Sol yanım...

12 Mart 2013 Salı

MELEK…


MELEK…

Melek. Adın gibi melek oldun artık. Yüreğindeki derin acılarınla aramızdan ayrıldın sessizce. Biz ise sadece senin hastanedeki fotoğraflarına bakakaldık çaresizce.

Melek Karaaslan 2012 yılının belki de en acı yaşam hikayesiydi. 16 Yaşında evlenmişti Melek. Evli kaldığı 8 yıl boyunca eşinden ve ailesinden sürekli şiddet gördü. Melek hamileyken yediği dayak sonrası sokağa atıldı. Sokakta doğurduğu bebeği yaşamını yitirdi. Bu olay Melek’in ruh sağlığını bozmuştu. Eşi ve eşinin ailesi Melek’i aylarca tuvalete kapattılar. Sonucunda 30 kiloya kadar düşen Melek hastanede can verdi. Melek’in gidecek yeri yoktu. Çocuklarıyla beraber yaşamak zorunda kaldığı cehennem hayatından onu ancak ölüm kurtardı.

Ocak ayında Melek’i ölüme götüren süreci yaratan, yani aslında Melek’i kasten öldüren zanlıların duruşması vardı. Dava sonunda, sanıklardan daha önce istenen adli rapor tekrar istenerek, sanıkların tutuklama taleplerinin reddine karar verildi. Yani caniler serbest bırakıldı. Melek yaşarken gördüğü eziyet karşısında sesini çıkarmayan komşuları, eşinin yakın çevresi, arkadaşları, akrabaları hayatları boyunca bu utançla yaşayacaklar.

Sadece Melek mi? Ya Aycan? Aycan 21 yaşında, çalışıp para kazanmak için Bitlis’ten İstanbul’a iki kardeşiyle geldiğinde başına geleceklerden habersizdi. İş yerinde birlikte çalıştığı bir arkadaşına gönül veren Aycan’ı, eniştesi kuzeniyle evlendirmek istiyordu. Sonunda eniştesi, oğluyla evlendirmek üzere Aycan’ı kaçırdı.  Oğluyla Aycan’ı bir odaya kilitleyip evlilik kararı almadan odadan çıkmamalarını söyledi. Ertesi sabah herkes mutfakta kahvaltı ederken Aycan kendini pencereden aşağıya atmıştı. Aycan’ın bedeni bu yükü kaldıramadı. Ve gerisinde bir sütun haberi kaldı. Yitip gitti aramızdan…

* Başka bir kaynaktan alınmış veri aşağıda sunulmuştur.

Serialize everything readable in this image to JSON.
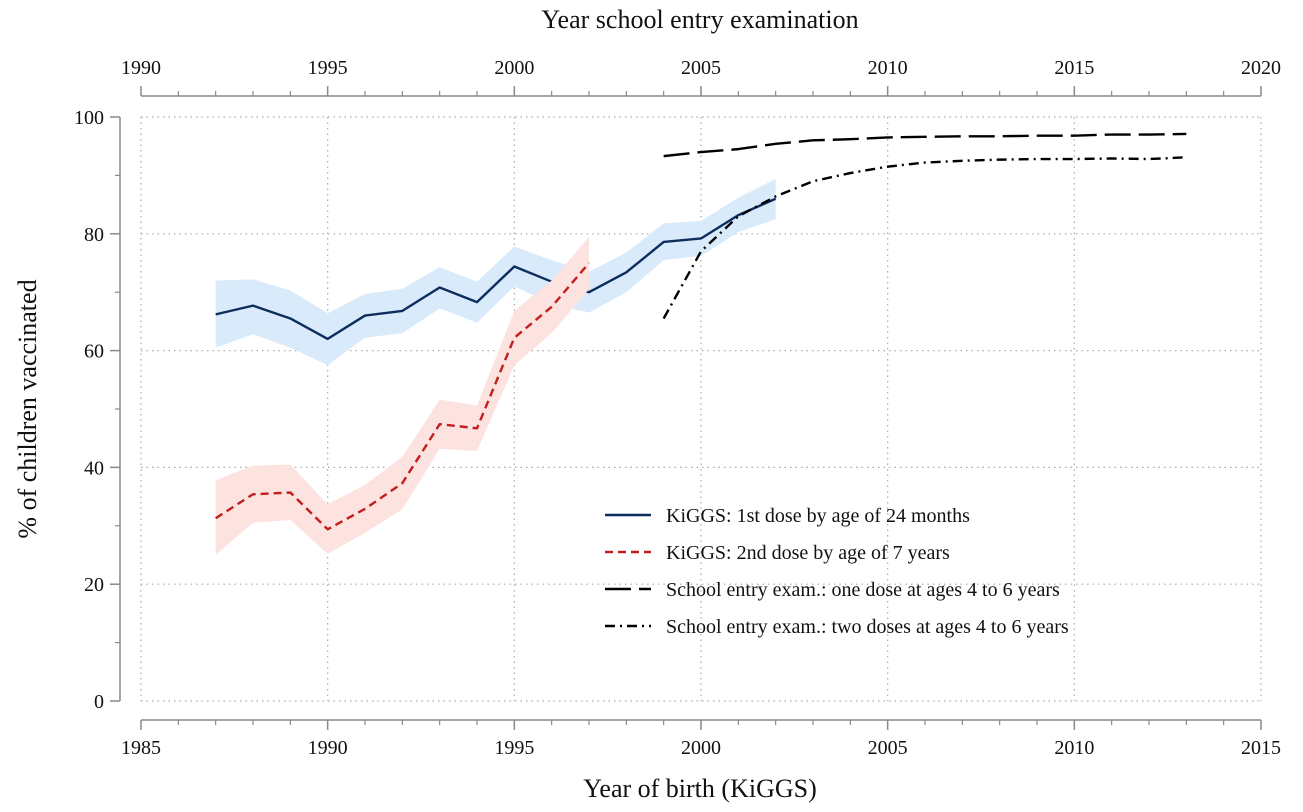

Peki ya biz? Biz kendimizi sorguluyor muyuz? Melek, Aycan ve diğer madurlar için neler yapıyoruz?

Kadına karşı şiddete yönelik özellikle ana muhalefet partisinin ve tüm örgütlerinin yoğun çabası var. Bu çaba ancak toplumun her kesiminin sahiplenmesiyle kitlesel bir harekete dönüşecek ve ses getirecektir. Bu bağlamda tüm sivil toplum kuruluşlarına da görev düşmektedir. Ama özellikle Doğu ve Güneydoğu Anadolu Bölgesine özel çalışmalar yapılmalıdır. Yıllardır süre gelen töre geleneği çözümü zor bir konu. Yasal yaptırım şart. Eğitim ve istihdamda olmazsa olmazı. Aile ve Sosyal Politikalar Bakanlığı bu konudaki çalışmalarıyla birçok sivil toplum kuruluşunun gerisinde kalıyor. İlgili bakanın kadınlara yönelik ses getirecek bir eylemini henüz göremedik.

Artık kadınlara yönelik şiddet, zulüm ve baskının sona ermesini istiyoruz. Bu yolda her türlü mücadeleye devam edeceğiz. Mutlu, aydınlık günler görene kadar bize rahat uyku yok!

8 Mart Dünya Emekçi Kadınlar Gününüz kutlu olsun.